I think, how did I get to this point in my mind? Easy for me to skip back one track at a time and then skip forward again to where I'd left off. Maybe if I go over the album of this evening thoughts, I will lose the motivation to make a bonus track.
I go back. I was raging in my mind for so many of the lies by omission and commission directed at me.
I go back. I was listing all the reasons why it's so difficult.
I go back. I was pondering my hesitation.
I skip foward and stop where the bonus track should be, where i left off. The feeling is gone.
It worked.
My feelings of hurt, anger, rage, embarassment, and resentment are coming back, but not with the same inward assualt.
Being back in the moment I start again. Everything intesifies and the volume is turned up so loud it's overwhelming. The black hole of hopelessness and defeat spans out forever in every which direction all around me. I fear to take a step in any direction. I am in a contant state of permanent confusion.
Which way is the right way?
Which is the wrong way?
Who should I trust to tell me the right way?
Why should I trust what they say?
Why is their way the right way?
Yet they are still somehow lost and in the middle of nowhere?
I love life with the same intensity from which I use to hate it.
Life gives me a variety of stories to read and songs to listen to.
Life gives me beautiful things to see and feel.
Hate comes to me when I am refused, persuaded, and/or manipulated to not experience life the way it was made to be experienced.
When my reading is interrupted I begin to hate.
When my songs are not allowed to be played my hate grows.
When I'm not allowed to see the things I want to see my hate blossoms.

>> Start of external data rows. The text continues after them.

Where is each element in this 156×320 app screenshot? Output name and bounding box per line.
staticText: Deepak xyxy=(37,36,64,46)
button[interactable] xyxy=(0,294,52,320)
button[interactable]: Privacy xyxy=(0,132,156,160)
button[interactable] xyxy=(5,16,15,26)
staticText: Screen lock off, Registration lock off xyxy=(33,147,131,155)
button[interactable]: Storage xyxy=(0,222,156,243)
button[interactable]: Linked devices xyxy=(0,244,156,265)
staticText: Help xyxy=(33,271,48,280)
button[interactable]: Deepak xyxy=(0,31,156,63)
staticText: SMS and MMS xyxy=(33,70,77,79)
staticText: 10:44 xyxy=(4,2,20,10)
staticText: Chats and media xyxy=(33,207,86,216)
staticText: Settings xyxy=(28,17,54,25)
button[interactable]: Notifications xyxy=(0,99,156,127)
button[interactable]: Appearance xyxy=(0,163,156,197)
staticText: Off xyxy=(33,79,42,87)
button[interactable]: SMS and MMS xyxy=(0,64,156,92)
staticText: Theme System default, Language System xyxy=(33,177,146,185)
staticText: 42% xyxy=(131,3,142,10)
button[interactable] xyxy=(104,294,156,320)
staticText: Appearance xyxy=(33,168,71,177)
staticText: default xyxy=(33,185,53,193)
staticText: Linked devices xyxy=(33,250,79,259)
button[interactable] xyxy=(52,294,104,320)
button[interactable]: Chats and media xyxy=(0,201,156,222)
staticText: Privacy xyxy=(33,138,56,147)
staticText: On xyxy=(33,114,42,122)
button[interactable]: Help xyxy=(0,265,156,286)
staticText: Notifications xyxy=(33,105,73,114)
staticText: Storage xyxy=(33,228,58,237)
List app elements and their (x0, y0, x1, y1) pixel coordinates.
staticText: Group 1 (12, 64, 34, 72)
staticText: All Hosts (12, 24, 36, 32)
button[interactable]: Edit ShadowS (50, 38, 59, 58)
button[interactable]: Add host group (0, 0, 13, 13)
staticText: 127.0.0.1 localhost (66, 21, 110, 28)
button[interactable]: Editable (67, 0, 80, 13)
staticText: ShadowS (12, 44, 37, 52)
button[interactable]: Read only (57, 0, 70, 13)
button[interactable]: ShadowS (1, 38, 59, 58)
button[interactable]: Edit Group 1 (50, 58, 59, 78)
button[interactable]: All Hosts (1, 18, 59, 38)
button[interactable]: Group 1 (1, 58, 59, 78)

When I'm told to experience life, but only experience it by the filtering of another, I begin to rage.
I do not place blame where it is deserved but instead take it upon my own head to deal with.
I turn the anger on myself.
The CD breaks and shatters. I fall asleeep wishing I never wake up.
I get up with the sun. Last nights mania is forgotten and is only a dim memory and I doubt I was ever in such a state dellusion.
Out ahead is another solitary evening coming towards me. It looks oddly familiar.
I put in the CD again and listen to it as it begins to jump then annoyingly remains stuck on repeat.
It feels like deja vu.
I momentarily wonder how long it's been on repeat and continue on my way.